Vocabulary Dispersion Report

Analyze word dispersion.




The Vocabulary Dispersion Report analyzes the frequency and dispersion of all words in your text.

How to Use:
  1. Open a book.
  2. In the WordCruncher toolbar, go to Analyze > Book Reports > Vocabulary Dispersion Report.
Vocabulary Dispersion Report


Interpret the Report

Tip: Double-click on a word to search for it.

You can learn a lot about a word from its frequency and dispersion throughout a text. Here are a few definitions that will help you navigate the report:

  • Absolute Frequency: The total number of times a word appears in a text.
  • Normalized Frequency: An estimate of how many times each word would occur if the book or corpus contained exactly one million words. Normalized frequencies are useful for comparing word frequencies across texts of different sizes.
  • Even Dispersion: Imagine a text is divided into five sections of equal size. If a word occurs 100 times in each section, its dispersion is evenly dispersed. From this, you'll know that the word is consistently important throughout the entire text.
  • Uneven Dispersion: Imagine a text is divided into five sections of equal size. If a word occurs 500 times in one section, but not at all the other sections, the word is unevenly dispersed: this word is important for only one section of your text.

The report generates the following columns of frequency and dispersion data:

  • Words: The word.
  • Freq.: The absolute frequency (within the entire book).
  • SectF.: The frequency within the current section.
    If no section is selected, this column will be the same as Freq. column.
  • RelF.: Relative (normalized) frequency (counts per million).
  • ARF: Average reduced frequency. Combines absolute frequency and dispersion.
  • LogF.: Log10 Frequency. A frequency between 0 and 5. This statistic is used to account for low frequency words.
  • D: Juilland’s D. A number between 0 and 1, with 0 indicating an uneven dispersion and 1 indicating an even dispersion.
  • CV%: The coefficient of deviation by the maximum value of the CV. A percentage with 0 indicating an even dispersion and 1 indicating an uneven dispersion.
  • DP: Deviation of proportions. A number between 0 and 1. This column compares actual distribution with expected distribution, with 0 indicating an even dispersion and 1 indicating an uneven dispersion.
  • R%: Percent of ranges. The number of sections the word occurs in divided by the total number of sections in a book, with 0 indicating an uneven dispersion and 100 indicating an even dispersion.
  • Vocabulary dispersion data: A visual representation of the dispersion of each word. A mark represents a section of the book (by default, 2,000 words per mark), with the color indicating the word’s frequency in that section. The color of the mark indicates whether the word occurs less than expected, more than expected, or more than twice as much as expected.
    If you use the Visualize section dropdown, a lattice will appear in this column header to represent the section.
    Adjust the settings for colors and number of words per mark in user preferences.

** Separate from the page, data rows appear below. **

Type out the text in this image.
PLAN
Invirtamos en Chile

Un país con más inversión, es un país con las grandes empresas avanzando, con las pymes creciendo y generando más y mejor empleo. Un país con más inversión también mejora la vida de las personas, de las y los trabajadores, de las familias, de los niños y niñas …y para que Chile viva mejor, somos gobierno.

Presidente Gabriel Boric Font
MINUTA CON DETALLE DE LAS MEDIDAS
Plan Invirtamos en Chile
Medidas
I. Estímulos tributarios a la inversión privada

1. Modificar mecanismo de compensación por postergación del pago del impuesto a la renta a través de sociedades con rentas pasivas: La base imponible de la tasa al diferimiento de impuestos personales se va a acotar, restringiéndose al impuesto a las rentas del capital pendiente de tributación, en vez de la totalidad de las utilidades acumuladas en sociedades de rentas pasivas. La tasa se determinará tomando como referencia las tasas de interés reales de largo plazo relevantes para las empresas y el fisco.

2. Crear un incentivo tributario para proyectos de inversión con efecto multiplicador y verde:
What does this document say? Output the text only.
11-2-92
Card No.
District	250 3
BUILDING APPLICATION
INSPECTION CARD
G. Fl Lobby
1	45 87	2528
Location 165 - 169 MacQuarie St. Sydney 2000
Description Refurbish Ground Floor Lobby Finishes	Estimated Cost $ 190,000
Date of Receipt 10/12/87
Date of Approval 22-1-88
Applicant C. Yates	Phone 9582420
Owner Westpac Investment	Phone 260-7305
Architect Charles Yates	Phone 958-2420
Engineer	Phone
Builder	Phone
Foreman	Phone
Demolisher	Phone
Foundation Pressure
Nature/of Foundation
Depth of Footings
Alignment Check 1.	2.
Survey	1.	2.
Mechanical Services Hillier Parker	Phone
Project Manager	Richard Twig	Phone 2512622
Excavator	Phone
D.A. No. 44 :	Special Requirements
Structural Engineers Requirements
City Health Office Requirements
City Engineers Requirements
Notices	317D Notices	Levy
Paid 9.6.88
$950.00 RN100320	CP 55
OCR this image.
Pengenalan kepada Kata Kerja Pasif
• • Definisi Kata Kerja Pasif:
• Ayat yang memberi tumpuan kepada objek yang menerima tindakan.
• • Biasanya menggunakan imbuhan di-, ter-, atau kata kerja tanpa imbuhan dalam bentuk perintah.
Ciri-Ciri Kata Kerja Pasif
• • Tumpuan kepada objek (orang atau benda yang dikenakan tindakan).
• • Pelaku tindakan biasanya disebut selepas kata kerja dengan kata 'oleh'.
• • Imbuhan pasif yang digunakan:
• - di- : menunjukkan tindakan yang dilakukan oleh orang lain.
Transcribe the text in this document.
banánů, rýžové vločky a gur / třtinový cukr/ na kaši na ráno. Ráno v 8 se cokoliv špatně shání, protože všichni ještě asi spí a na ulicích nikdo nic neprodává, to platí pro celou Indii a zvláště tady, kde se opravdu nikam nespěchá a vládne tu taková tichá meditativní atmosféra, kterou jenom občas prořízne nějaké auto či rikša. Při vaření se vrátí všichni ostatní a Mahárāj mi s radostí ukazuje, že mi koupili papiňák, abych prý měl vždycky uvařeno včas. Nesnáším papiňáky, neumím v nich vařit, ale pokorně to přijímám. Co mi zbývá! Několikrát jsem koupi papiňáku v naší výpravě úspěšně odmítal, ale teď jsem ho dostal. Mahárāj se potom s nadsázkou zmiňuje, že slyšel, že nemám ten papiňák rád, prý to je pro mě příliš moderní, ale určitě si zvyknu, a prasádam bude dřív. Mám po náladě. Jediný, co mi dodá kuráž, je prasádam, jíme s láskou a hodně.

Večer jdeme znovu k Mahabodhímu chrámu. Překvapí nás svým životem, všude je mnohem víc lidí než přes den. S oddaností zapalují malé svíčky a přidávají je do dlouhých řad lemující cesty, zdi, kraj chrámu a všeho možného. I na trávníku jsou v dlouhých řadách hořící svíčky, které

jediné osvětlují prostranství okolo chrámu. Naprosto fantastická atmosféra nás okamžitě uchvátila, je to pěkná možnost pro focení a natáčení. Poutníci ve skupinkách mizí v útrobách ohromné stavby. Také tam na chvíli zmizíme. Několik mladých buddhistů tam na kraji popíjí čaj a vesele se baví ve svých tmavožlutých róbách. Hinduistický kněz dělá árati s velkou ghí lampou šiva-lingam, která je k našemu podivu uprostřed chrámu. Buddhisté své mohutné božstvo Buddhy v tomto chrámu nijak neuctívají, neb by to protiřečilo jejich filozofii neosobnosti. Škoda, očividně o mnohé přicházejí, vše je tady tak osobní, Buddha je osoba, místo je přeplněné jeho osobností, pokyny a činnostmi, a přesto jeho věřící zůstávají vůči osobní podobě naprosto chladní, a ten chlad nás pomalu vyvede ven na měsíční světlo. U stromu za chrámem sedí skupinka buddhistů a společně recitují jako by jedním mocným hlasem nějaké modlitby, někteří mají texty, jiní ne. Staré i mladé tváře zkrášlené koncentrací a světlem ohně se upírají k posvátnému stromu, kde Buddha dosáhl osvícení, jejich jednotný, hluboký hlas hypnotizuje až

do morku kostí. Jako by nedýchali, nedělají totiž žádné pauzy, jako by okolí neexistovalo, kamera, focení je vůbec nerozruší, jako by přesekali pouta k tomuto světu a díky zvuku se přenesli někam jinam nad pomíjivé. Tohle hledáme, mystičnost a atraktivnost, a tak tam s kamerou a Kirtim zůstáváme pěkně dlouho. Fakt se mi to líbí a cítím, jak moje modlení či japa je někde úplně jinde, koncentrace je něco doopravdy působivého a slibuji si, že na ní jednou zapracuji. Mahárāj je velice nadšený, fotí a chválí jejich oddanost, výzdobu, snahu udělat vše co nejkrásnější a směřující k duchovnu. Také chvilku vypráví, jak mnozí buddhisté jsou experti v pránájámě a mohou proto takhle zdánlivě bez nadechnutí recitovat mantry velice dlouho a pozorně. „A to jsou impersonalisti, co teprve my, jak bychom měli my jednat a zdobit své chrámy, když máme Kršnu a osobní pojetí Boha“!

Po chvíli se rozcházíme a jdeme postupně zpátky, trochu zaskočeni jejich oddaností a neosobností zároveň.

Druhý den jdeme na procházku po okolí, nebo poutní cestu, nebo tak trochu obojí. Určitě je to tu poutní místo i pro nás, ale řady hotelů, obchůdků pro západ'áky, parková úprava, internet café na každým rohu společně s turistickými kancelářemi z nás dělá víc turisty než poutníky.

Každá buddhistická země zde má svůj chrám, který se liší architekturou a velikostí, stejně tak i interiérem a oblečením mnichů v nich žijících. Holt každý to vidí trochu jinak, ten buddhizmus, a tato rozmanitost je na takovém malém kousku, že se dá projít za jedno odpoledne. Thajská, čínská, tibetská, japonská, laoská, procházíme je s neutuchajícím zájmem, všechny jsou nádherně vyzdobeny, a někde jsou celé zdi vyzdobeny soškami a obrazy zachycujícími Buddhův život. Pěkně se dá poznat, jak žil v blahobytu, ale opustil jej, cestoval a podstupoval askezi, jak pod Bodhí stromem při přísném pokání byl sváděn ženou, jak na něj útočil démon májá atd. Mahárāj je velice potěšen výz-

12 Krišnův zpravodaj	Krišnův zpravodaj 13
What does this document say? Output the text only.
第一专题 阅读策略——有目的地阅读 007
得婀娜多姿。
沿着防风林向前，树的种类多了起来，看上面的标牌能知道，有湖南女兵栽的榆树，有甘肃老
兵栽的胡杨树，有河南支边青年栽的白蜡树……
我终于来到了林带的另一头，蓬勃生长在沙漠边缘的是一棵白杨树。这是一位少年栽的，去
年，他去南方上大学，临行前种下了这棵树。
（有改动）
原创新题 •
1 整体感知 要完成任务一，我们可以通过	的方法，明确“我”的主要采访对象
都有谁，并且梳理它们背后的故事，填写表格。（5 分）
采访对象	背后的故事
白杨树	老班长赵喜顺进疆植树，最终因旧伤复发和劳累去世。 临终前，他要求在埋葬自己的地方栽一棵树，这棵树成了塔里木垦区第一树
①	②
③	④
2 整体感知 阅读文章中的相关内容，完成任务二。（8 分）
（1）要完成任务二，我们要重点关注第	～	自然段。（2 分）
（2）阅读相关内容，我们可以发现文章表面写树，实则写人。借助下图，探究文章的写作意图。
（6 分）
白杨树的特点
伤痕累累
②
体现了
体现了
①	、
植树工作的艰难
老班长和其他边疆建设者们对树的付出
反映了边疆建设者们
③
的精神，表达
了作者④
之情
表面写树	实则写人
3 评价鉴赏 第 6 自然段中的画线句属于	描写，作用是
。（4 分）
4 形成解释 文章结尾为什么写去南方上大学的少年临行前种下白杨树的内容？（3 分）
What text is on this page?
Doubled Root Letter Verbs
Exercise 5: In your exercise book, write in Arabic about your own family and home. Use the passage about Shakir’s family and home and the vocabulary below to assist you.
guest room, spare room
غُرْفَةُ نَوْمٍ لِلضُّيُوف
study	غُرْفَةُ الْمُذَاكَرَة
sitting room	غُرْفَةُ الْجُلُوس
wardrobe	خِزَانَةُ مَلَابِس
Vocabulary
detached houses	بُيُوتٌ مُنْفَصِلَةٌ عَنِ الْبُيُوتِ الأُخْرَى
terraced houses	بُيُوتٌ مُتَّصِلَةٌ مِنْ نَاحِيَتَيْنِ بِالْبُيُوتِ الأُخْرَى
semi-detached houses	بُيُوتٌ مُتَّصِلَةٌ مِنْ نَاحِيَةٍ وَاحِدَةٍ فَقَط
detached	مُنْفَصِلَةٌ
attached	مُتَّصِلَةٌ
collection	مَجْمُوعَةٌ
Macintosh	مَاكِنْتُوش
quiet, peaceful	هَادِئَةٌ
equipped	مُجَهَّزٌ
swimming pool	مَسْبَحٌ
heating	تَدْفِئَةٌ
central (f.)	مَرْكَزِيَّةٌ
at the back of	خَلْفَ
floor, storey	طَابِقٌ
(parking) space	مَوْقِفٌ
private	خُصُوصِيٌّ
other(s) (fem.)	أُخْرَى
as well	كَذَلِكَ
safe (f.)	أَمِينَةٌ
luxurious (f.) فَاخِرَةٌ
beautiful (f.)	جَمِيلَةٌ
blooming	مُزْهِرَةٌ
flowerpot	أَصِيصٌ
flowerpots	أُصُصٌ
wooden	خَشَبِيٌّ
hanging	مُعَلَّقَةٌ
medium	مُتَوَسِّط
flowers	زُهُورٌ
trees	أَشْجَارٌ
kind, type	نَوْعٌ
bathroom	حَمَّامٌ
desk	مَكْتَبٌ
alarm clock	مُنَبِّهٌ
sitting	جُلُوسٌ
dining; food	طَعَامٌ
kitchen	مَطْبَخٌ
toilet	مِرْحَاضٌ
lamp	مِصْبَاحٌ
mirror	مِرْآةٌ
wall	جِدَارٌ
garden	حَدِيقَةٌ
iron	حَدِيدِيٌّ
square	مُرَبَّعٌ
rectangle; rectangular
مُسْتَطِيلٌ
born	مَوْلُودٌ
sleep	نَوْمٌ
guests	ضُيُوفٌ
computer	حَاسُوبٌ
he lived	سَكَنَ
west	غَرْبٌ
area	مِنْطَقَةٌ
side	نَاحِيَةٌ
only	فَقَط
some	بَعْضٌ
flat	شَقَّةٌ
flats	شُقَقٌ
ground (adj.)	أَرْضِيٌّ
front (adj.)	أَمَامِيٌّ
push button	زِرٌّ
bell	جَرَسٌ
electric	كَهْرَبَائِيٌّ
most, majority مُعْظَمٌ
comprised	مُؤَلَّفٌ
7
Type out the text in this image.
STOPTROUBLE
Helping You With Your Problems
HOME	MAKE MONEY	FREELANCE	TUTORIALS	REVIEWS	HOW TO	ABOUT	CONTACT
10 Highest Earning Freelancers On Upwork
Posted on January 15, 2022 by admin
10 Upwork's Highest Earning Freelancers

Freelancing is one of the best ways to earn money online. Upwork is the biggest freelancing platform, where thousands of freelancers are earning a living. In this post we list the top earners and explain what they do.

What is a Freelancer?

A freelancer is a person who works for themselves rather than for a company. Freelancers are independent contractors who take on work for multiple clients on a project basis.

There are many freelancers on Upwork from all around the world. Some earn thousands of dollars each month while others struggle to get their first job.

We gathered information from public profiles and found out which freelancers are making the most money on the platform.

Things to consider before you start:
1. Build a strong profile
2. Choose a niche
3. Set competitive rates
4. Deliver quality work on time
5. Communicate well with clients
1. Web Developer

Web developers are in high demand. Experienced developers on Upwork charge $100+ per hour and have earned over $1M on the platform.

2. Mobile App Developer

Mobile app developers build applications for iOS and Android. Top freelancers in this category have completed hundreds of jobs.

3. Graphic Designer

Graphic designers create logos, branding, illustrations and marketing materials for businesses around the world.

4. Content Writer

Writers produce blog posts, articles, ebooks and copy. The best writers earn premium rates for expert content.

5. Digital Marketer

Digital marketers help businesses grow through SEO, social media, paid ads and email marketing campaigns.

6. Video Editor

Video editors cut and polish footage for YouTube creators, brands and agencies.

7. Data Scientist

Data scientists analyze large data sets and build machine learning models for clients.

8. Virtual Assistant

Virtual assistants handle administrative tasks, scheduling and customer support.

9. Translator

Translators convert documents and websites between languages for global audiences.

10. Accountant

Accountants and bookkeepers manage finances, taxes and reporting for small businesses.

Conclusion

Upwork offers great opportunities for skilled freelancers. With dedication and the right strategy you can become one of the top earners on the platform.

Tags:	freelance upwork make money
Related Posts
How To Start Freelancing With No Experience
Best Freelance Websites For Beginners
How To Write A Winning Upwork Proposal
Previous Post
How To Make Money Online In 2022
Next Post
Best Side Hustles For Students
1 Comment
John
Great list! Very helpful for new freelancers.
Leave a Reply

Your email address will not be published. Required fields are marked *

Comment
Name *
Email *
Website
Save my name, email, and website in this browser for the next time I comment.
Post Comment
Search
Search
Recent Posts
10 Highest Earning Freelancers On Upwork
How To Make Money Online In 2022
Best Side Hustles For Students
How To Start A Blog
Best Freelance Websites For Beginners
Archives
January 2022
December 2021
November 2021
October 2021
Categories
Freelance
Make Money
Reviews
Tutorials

To display additional columns, right-click > Show or Hide Columns > select columns.

For more information about the calculation of the Vocabulary Dispersion Report, visit Vocabulary Dispersion Statistics.



Customize the Report

Analyze a section of text, add a filter or sort, or visualize a specific section.

Calculation Boundary

Calculate the report columns based on only a section of the table of contents instead of the entire text (does not affect the Freq. column).

  • To select a section, click ....
  • To reset the calculation boundary, click the arrow icon.
Filter and Sort

Filter and sort the data by frequency, dispersion, and more. By default, the report is sorted alphabetically.

Example:
  1. Open the Vocabulary Dispersion Report.
  2. Click the Filter drop-down > Frequency.
  3. In the filter operation drop-down, select Greater than or equal to.
  4. In the Enter filter value(s) box, type 100.
  5. Click Add to list.
  6. Click OK.
  7. Click the DP column header to sort high to low.

In The Riverside Shakespeare, the word gloucester occurs 111 times with a DP of 0.902. The visualization shows a heavy concentration in the middle, with few to no instances in other sections.

Gloucester dispersion

If we double-click on gloucester, this will search for the word and show its distribution. Gloucester appears 1 time in Shakespeare’s comedies, 87 times in histories, 23 times in tragedies, and not at all in romances or poems.


Gloucester search results
View Boundary

The View boundary pane will allow you to visualize dispersion in a smaller section of text. Click on a section to change the report view.

To see the location of a subsection, use the Visualize section drop-down. A lattice will appear in the Vocabulary dispersion data column. This lattice represents the subsection.

Example:
  1. Add a View boundary for 2020.
    The entire visualization will now represent 2020.
  2. Using the Visualize section drop-down, select May.
    The lattice will now represent May.
View Boundary Example